Перед экзаменом всем поступившим делали телесный осмотр. Я что-то очень много говорил доктору о постоянном страдании лихорадкой, о колотьях в боку и еще о чем-то. Однако мои ухищрения не повели ни к чему. Сухой немец доктор Б[ухгей]м признал меня здоровым.

Теперь на экзамен. При слушании ответов сверстников робость моя прошла: они не особенно-то, оказалось, отличались в знаниях. Несмотря на плохие ответы некоторых, все экзаменующиеся были приняты, так как конкуренции не было никакой.

Со вторым братом мы встретились задушевно и звонко расцеловались. Старший брат, конечно, также очень рад был меня видеть, но старался походить на истинного кадета «закала» и, силясь выдержать роль, сдерживал братские чувства. Сначала это меня неприятно поразило, но когда второй брат через час посвятил меня в первые тайники кадетской жизни и в значение брата «мускулиста», то я тотчас же проникся особым уважением к нему. Всякий его поступок казался мне совершенством. Как приятно, думалось мне, быть родным братом настоящего закала!

Итак, я определен в корпус, – кадет, «новичок»…

Первые дни по поступлении в корпус привезшие детей отцы, матери, родственники усиленно посещали нашу роту, в особенности во время прогулок в саду. Плачущие группы виднелись то там, то здесь. Офицеры-отцы выдерживали себя; обыкновенно чинно читали наставления своим сыновьям, заплаканным, со ртом, набитым пирожками или конфетами. Матери же плакали сильно. Да и как было не плакать! Когда-то придется свидеться?

Через неделю посетителей стало меньше: начался отлив из корпусного города по домам. При расставании с отцом или матерью новичку допускалось похныкать, но на этом он и должен был закончить. Кадет и рюмза – понятия несовместимые.

Мой отец не мог долго оставаться в N и дней через десять после «определения» уехал. Накануне отъезда мы долго беседовали, строили планы на будущее, мечтали о том, что отец получит командировку «в Россию», приедет к нам и, быть может, привезет и матушку… На другой день отец помолился с нами, перекрестил нас, крепко, крепко расцеловал и грустный, с поникшей головой, уехал из N, уехал навеки. Больше мы не видели отца. Он вскоре заболел, а через четыре года его не стало…

Длинные, терявшиеся где-то далеко коридоры, громадные рекреационные залы и дортуары наводили на меня сначала положительный ужас. Но к этому я скоро присмотрелся, ознакомился со всеми уголками этого строения, сжился с ним и полюбил его.

Шумная, сотенная масса стриженых кадетских голов по первому впечатлению меня ошеломила, рябило в глазах, но уже на другой, на третий день среди общей пестреющей галереи лиц стал выясняться более и более то тот, то другой кадетик. Знакомство завязывалось необыкновенно живо, переходило в дружбу, перемежалось драками и миром.

– Новичок, как ваша фамилия?

– N. N.

– Давай говорить на ты.

– Давай.

– Хочешь дружиться?

– Хочу…

Все шло по доброму обыкновению. Приятельские отношения, завязанные в эту пору, остаются на всю жизнь, и корпусное «ты» не может уже измениться никогда на холодное «вы».
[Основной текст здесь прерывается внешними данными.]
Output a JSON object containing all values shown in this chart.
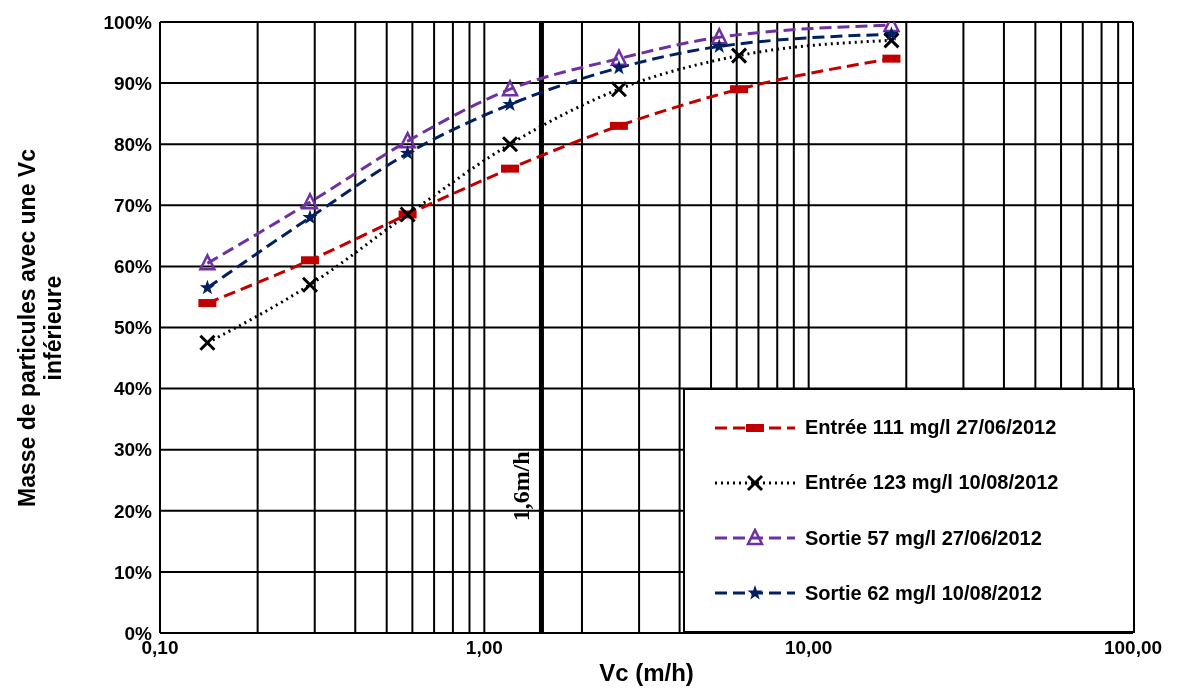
{
  "chart_data": {
    "type": "line",
    "xlabel": "Vc (m/h)",
    "ylabel": "Masse de particules  avec une Vc inférieure",
    "log": "x",
    "grid": true,
    "legend": "bottom right",
    "xlim": [
      0.1,
      100
    ],
    "xticks": [
      {
        "value": 0.1,
        "label": "0,10"
      },
      {
        "value": 0.2,
        "label": null
      },
      {
        "value": 0.3,
        "label": null
      },
      {
        "value": 0.4,
        "label": null
      },
      {
        "value": 0.5,
        "label": null
      },
      {
        "value": 0.6,
        "label": null
      },
      {
        "value": 0.7,
        "label": null
      },
      {
        "value": 0.8,
        "label": null
      },
      {
        "value": 0.9,
        "label": null
      },
      {
        "value": 1,
        "label": "1,00"
      },
      {
        "value": 2,
        "label": null
      },
      {
        "value": 3,
        "label": null
      },
      {
        "value": 4,
        "label": null
      },
      {
        "value": 5,
        "label": null
      },
      {
        "value": 6,
        "label": null
      },
      {
        "value": 7,
        "label": null
      },
      {
        "value": 8,
        "label": null
      },
      {
        "value": 9,
        "label": null
      },
      {
        "value": 10,
        "label": "10,00"
      },
      {
        "value": 20,
        "label": null
      },
      {
        "value": 30,
        "label": null
      },
      {
        "value": 40,
        "label": null
      },
      {
        "value": 50,
        "label": null
      },
      {
        "value": 60,
        "label": null
      },
      {
        "value": 70,
        "label": null
      },
      {
        "value": 80,
        "label": null
      },
      {
        "value": 90,
        "label": null
      },
      {
        "value": 100,
        "label": "100,00"
      }
    ],
    "ylim": [
      0,
      100
    ],
    "yticks": [
      {
        "value": 0,
        "label": "0%"
      },
      {
        "value": 10,
        "label": "10%"
      },
      {
        "value": 20,
        "label": "20%"
      },
      {
        "value": 30,
        "label": "30%"
      },
      {
        "value": 40,
        "label": "40%"
      },
      {
        "value": 50,
        "label": "50%"
      },
      {
        "value": 60,
        "label": "60%"
      },
      {
        "value": 70,
        "label": "70%"
      },
      {
        "value": 80,
        "label": "80%"
      },
      {
        "value": 90,
        "label": "90%"
      },
      {
        "value": 100,
        "label": "100%"
      }
    ],
    "ref_lines": [
      {
        "axis": "x",
        "value": 1.5,
        "label": "1,6m/h",
        "color": "#000000"
      }
    ],
    "series": [
      {
        "name": "Entrée 111 mg/l 27/06/2012",
        "color": "#c00000",
        "line_style": "dashed",
        "marker": "square",
        "x": [
          0.14,
          0.29,
          0.58,
          1.2,
          2.6,
          6.1,
          18
        ],
        "values": [
          54,
          61,
          68.5,
          76,
          83,
          89,
          94
        ]
      },
      {
        "name": "Entrée 123 mg/l 10/08/2012",
        "color": "#000000",
        "line_style": "dotted",
        "marker": "cross",
        "x": [
          0.14,
          0.29,
          0.58,
          1.2,
          2.6,
          6.1,
          18
        ],
        "values": [
          47.5,
          57,
          68.5,
          80,
          89,
          94.5,
          97
        ]
      },
      {
        "name": "Sortie 57 mg/l 27/06/2012",
        "color": "#7030a0",
        "line_style": "dashed",
        "marker": "triangle",
        "x": [
          0.14,
          0.29,
          0.58,
          1.2,
          2.6,
          5.3,
          18
        ],
        "values": [
          60.5,
          70.5,
          80.5,
          89,
          94,
          97.5,
          99.5
        ]
      },
      {
        "name": "Sortie 62 mg/l 10/08/2012",
        "color": "#002060",
        "line_style": "dashed",
        "marker": "star",
        "x": [
          0.14,
          0.29,
          0.58,
          1.2,
          2.6,
          5.3,
          18
        ],
        "values": [
          56.5,
          68,
          78.5,
          86.5,
          92.5,
          96,
          98
        ]
      }
    ]
  }
}
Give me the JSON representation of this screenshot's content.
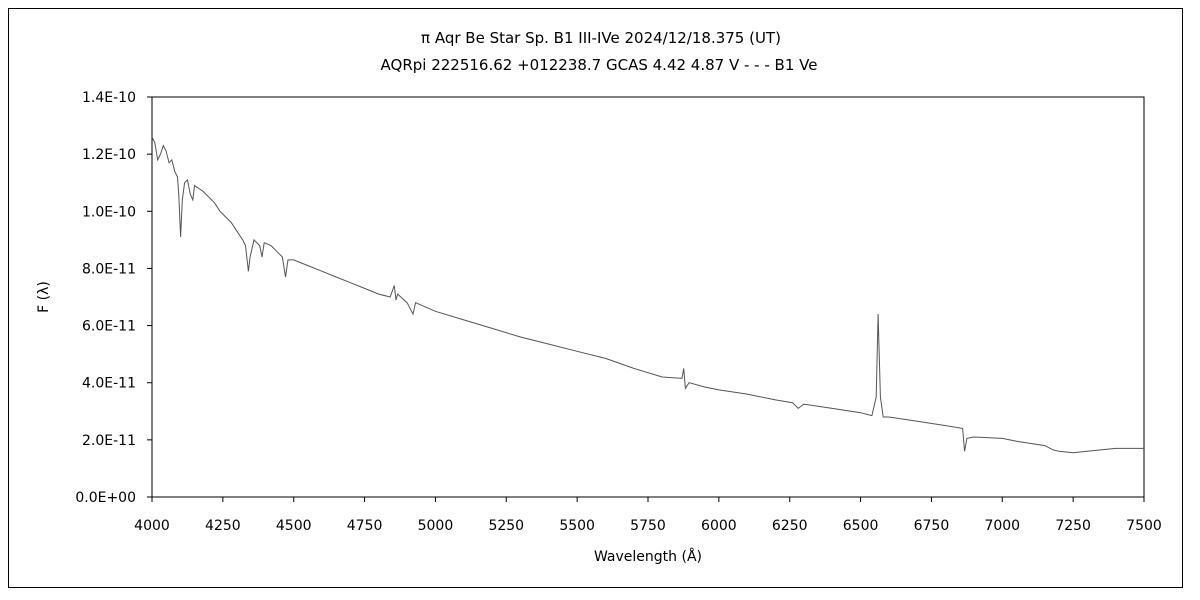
{
  "chart_data": {
    "type": "line",
    "title": "π  Aqr    Be Star    Sp. B1 III-IVe    2024/12/18.375 (UT)",
    "subtitle": "AQRpi 222516.62 +012238.7 GCAS 4.42 4.87 V - - - B1 Ve",
    "xlabel": "Wavelength (Å)",
    "ylabel": "F (λ)",
    "xlim": [
      4000,
      7500
    ],
    "ylim": [
      0,
      1.4e-10
    ],
    "x_ticks": [
      "4000",
      "4250",
      "4500",
      "4750",
      "5000",
      "5250",
      "5500",
      "5750",
      "6000",
      "6250",
      "6500",
      "6750",
      "7000",
      "7250",
      "7500"
    ],
    "y_ticks": [
      "0.0E+00",
      "2.0E-11",
      "4.0E-11",
      "6.0E-11",
      "8.0E-11",
      "1.0E-10",
      "1.2E-10",
      "1.4E-10"
    ],
    "grid": false,
    "legend": "none",
    "line_color": "#555555",
    "series": [
      {
        "points": [
          [
            4000,
            1.26e-10
          ],
          [
            4010,
            1.24e-10
          ],
          [
            4020,
            1.18e-10
          ],
          [
            4030,
            1.2e-10
          ],
          [
            4040,
            1.23e-10
          ],
          [
            4050,
            1.21e-10
          ],
          [
            4060,
            1.17e-10
          ],
          [
            4070,
            1.18e-10
          ],
          [
            4080,
            1.14e-10
          ],
          [
            4090,
            1.12e-10
          ],
          [
            4095,
            1.05e-10
          ],
          [
            4101,
            9.1e-11
          ],
          [
            4107,
            1.04e-10
          ],
          [
            4115,
            1.1e-10
          ],
          [
            4125,
            1.11e-10
          ],
          [
            4135,
            1.06e-10
          ],
          [
            4144,
            1.04e-10
          ],
          [
            4150,
            1.09e-10
          ],
          [
            4165,
            1.08e-10
          ],
          [
            4180,
            1.07e-10
          ],
          [
            4200,
            1.05e-10
          ],
          [
            4220,
            1.03e-10
          ],
          [
            4240,
            1e-10
          ],
          [
            4260,
            9.8e-11
          ],
          [
            4280,
            9.6e-11
          ],
          [
            4300,
            9.3e-11
          ],
          [
            4320,
            9e-11
          ],
          [
            4330,
            8.8e-11
          ],
          [
            4340,
            7.9e-11
          ],
          [
            4346,
            8.4e-11
          ],
          [
            4360,
            9e-11
          ],
          [
            4380,
            8.8e-11
          ],
          [
            4388,
            8.4e-11
          ],
          [
            4396,
            8.9e-11
          ],
          [
            4420,
            8.8e-11
          ],
          [
            4440,
            8.6e-11
          ],
          [
            4460,
            8.4e-11
          ],
          [
            4471,
            7.7e-11
          ],
          [
            4480,
            8.3e-11
          ],
          [
            4500,
            8.3e-11
          ],
          [
            4550,
            8.1e-11
          ],
          [
            4600,
            7.9e-11
          ],
          [
            4650,
            7.7e-11
          ],
          [
            4700,
            7.5e-11
          ],
          [
            4750,
            7.3e-11
          ],
          [
            4800,
            7.1e-11
          ],
          [
            4840,
            7e-11
          ],
          [
            4855,
            7.4e-11
          ],
          [
            4861,
            6.9e-11
          ],
          [
            4867,
            7.1e-11
          ],
          [
            4900,
            6.8e-11
          ],
          [
            4921,
            6.4e-11
          ],
          [
            4930,
            6.8e-11
          ],
          [
            5000,
            6.5e-11
          ],
          [
            5100,
            6.2e-11
          ],
          [
            5200,
            5.9e-11
          ],
          [
            5300,
            5.6e-11
          ],
          [
            5400,
            5.35e-11
          ],
          [
            5500,
            5.1e-11
          ],
          [
            5600,
            4.85e-11
          ],
          [
            5700,
            4.5e-11
          ],
          [
            5800,
            4.2e-11
          ],
          [
            5870,
            4.15e-11
          ],
          [
            5876,
            4.5e-11
          ],
          [
            5882,
            3.8e-11
          ],
          [
            5895,
            4e-11
          ],
          [
            5950,
            3.85e-11
          ],
          [
            6000,
            3.75e-11
          ],
          [
            6100,
            3.6e-11
          ],
          [
            6200,
            3.4e-11
          ],
          [
            6260,
            3.3e-11
          ],
          [
            6280,
            3.1e-11
          ],
          [
            6300,
            3.25e-11
          ],
          [
            6400,
            3.1e-11
          ],
          [
            6500,
            2.95e-11
          ],
          [
            6540,
            2.85e-11
          ],
          [
            6555,
            3.5e-11
          ],
          [
            6562,
            6.4e-11
          ],
          [
            6570,
            3.5e-11
          ],
          [
            6580,
            2.8e-11
          ],
          [
            6600,
            2.8e-11
          ],
          [
            6700,
            2.65e-11
          ],
          [
            6800,
            2.5e-11
          ],
          [
            6860,
            2.4e-11
          ],
          [
            6867,
            1.6e-11
          ],
          [
            6875,
            2.05e-11
          ],
          [
            6900,
            2.1e-11
          ],
          [
            7000,
            2.05e-11
          ],
          [
            7050,
            1.95e-11
          ],
          [
            7150,
            1.8e-11
          ],
          [
            7180,
            1.65e-11
          ],
          [
            7200,
            1.6e-11
          ],
          [
            7250,
            1.55e-11
          ],
          [
            7300,
            1.6e-11
          ],
          [
            7400,
            1.7e-11
          ],
          [
            7500,
            1.7e-11
          ]
        ]
      }
    ]
  }
}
Проведя нисколько дней в корпусе, я стал с замечательным почтением относиться к воспитанникам старшей, первой роты. В то время как вполне взрослые люди оставались в моих глазах обыкновенными смертными, старшие кадеты казались и мне, и моим товарищам какими-то гигантами, циклопами, за спиной которых таились целые легендарные похождения.

– Боровской Чеснока (дневального солдата) исколотил. Тот не позволял ему в ламповое масло хлеб обмокнуть, а Боровской ка-а-ак даст ему…

– Ну-у? дай честное слово!

– Чес-с-со слово.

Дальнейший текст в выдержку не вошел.